Output-based hp Adaptive Methods for Steady and Unsteady Aerodynamics
Thursday, September 27, 3:30PM – 5PM
This talk presents recent advances in output-based solution strategies for steady and unsteady aerodynamics simulations. The target discretization is the discontinuous Galerkin finite element method for the compressible Euler and Navier-Stokes equations. Adaptation is output-based; that is, driven by the solution of a discrete adjoint problem specific to a chosen scalar output. The adjoint-weighted residual yields an error estimate that corrects the output for effects of numerical error and at the same time provides an adaptive indicator for reducing the error through targeted refinement. For steady-state problems, we consider both mesh subdivision and approximation order increase as refinement options, and we tailor the adaptation to choose the most efficient of these options. For unsteady problems, we employ dynamic order refinement on a fixed unstructured tessellation of the spatial domain, combined with time-step optimization. We furthermore study the effects of the geometric conservation law on error estimates in unsteady simulations involving mesh motion. Results for the compressible Navier-Stokes simulations in two and three dimensions demonstrate the accuracy of the error estimates and the efficiency of the proposed output-based adaptation approach. We show that for these problems output error estimation and adaptation can have a significant impact on robustness and efficiency of the solution algorithm.

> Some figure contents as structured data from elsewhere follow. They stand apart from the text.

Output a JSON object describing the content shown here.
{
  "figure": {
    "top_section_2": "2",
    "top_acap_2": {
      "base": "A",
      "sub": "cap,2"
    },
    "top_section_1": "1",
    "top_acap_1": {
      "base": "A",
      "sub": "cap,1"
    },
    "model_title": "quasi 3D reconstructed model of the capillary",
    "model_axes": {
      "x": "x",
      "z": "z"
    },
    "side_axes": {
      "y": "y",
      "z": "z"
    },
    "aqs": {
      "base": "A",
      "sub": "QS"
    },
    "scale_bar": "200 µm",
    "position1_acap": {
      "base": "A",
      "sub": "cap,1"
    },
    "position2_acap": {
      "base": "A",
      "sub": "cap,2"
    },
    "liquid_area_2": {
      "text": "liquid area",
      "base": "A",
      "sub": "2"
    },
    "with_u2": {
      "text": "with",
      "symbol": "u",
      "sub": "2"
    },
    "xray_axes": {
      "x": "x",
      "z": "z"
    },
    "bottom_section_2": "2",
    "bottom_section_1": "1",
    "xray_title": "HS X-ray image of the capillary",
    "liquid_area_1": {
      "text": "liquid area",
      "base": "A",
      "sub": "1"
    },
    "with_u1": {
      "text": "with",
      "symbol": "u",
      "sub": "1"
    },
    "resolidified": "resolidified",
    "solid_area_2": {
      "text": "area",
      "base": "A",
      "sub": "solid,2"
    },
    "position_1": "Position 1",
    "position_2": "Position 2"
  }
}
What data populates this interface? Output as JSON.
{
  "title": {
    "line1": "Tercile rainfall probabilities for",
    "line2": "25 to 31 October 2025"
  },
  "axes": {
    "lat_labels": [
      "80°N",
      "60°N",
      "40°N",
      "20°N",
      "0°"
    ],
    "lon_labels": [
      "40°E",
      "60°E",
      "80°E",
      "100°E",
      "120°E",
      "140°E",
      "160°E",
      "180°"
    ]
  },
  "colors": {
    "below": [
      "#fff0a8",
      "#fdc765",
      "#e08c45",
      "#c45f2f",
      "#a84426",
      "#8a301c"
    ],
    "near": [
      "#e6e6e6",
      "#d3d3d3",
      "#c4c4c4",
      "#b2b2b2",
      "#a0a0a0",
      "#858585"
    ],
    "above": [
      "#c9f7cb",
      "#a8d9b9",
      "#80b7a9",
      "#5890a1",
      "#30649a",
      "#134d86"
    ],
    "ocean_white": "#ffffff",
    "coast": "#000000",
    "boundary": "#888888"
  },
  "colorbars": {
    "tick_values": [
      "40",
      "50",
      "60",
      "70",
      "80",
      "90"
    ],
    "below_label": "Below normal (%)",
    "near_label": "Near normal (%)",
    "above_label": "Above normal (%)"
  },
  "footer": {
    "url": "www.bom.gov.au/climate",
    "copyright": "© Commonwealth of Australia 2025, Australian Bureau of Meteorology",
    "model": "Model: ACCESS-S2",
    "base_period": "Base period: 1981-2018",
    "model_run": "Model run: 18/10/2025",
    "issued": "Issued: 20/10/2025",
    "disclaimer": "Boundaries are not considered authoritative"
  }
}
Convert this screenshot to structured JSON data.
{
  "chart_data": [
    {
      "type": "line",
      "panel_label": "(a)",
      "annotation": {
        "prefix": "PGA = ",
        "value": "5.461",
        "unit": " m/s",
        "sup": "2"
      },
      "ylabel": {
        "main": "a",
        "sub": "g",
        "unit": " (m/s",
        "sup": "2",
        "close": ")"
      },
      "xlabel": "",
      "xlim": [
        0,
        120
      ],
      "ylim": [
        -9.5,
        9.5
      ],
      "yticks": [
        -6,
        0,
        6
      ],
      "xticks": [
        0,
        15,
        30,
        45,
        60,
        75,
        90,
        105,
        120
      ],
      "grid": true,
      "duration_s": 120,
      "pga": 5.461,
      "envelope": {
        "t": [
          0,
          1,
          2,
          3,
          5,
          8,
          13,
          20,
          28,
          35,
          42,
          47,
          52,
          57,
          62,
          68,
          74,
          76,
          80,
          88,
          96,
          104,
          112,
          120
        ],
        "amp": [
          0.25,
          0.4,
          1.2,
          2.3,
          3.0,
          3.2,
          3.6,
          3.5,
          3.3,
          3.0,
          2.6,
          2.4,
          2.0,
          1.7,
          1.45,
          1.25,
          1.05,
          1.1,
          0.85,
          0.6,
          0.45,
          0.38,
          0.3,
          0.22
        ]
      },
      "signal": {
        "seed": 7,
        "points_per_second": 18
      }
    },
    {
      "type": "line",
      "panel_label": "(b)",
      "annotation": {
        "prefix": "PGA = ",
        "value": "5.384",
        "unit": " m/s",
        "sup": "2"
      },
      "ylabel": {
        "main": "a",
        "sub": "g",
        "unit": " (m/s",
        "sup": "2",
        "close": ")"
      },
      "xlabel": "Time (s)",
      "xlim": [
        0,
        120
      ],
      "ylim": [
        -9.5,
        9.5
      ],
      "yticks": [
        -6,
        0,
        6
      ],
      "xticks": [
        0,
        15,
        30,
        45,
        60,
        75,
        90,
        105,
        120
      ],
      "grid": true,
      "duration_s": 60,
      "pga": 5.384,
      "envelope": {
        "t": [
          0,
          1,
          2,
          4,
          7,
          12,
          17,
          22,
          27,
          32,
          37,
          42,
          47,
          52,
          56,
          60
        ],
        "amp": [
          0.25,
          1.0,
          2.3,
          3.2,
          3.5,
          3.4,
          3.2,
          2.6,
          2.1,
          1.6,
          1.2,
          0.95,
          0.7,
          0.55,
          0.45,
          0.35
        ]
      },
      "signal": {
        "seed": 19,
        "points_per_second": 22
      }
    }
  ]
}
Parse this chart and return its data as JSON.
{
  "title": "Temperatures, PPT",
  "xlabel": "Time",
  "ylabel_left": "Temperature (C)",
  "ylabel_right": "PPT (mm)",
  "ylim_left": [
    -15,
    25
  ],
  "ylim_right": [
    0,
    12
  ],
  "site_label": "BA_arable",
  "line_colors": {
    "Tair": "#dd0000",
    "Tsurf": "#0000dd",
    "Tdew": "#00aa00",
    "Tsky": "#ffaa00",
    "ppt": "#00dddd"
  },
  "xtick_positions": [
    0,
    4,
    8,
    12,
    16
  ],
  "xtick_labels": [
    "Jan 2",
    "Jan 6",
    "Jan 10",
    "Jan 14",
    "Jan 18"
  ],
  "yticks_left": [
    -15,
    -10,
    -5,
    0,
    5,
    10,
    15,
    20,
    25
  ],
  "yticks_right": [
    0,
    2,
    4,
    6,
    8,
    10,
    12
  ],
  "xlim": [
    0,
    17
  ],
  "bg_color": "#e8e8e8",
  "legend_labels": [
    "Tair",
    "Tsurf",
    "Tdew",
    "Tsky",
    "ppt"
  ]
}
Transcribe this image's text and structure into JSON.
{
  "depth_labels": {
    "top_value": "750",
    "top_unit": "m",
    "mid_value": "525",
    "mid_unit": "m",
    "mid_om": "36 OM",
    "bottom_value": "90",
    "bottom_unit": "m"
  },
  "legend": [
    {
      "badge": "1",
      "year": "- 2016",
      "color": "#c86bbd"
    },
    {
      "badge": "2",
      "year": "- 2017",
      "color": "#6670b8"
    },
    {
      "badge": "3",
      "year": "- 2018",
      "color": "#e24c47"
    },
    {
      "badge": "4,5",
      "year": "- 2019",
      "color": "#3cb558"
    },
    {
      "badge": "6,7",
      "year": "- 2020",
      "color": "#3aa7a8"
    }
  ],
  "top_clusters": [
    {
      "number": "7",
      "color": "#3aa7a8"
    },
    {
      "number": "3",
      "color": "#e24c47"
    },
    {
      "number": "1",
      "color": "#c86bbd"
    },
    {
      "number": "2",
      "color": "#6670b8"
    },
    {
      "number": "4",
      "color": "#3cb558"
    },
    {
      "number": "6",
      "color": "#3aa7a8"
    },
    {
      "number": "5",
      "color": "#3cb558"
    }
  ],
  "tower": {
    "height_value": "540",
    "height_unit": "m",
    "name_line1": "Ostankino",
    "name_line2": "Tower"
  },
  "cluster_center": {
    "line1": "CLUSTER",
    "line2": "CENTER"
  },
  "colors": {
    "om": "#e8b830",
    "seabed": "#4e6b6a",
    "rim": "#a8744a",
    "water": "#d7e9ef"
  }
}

Bio: Krzysztof Fidkowski is an Assistant Professor in the Aerospace Engineering department at the University of Michigan. Prior to this appointment, he was a post-doctoral associate in the Department of Aeronautics and Astronautics at the Massachusetts Institute of Technology, where he received his doctorate, master's, and bachelor's degrees. His research interests lie in algorithm development for computational fluid dynamics, with a focus on error estimation and adaptive meshing for high-order discretizations. He teaches graduate computational fluid dynamics and undergraduate aerodynamics.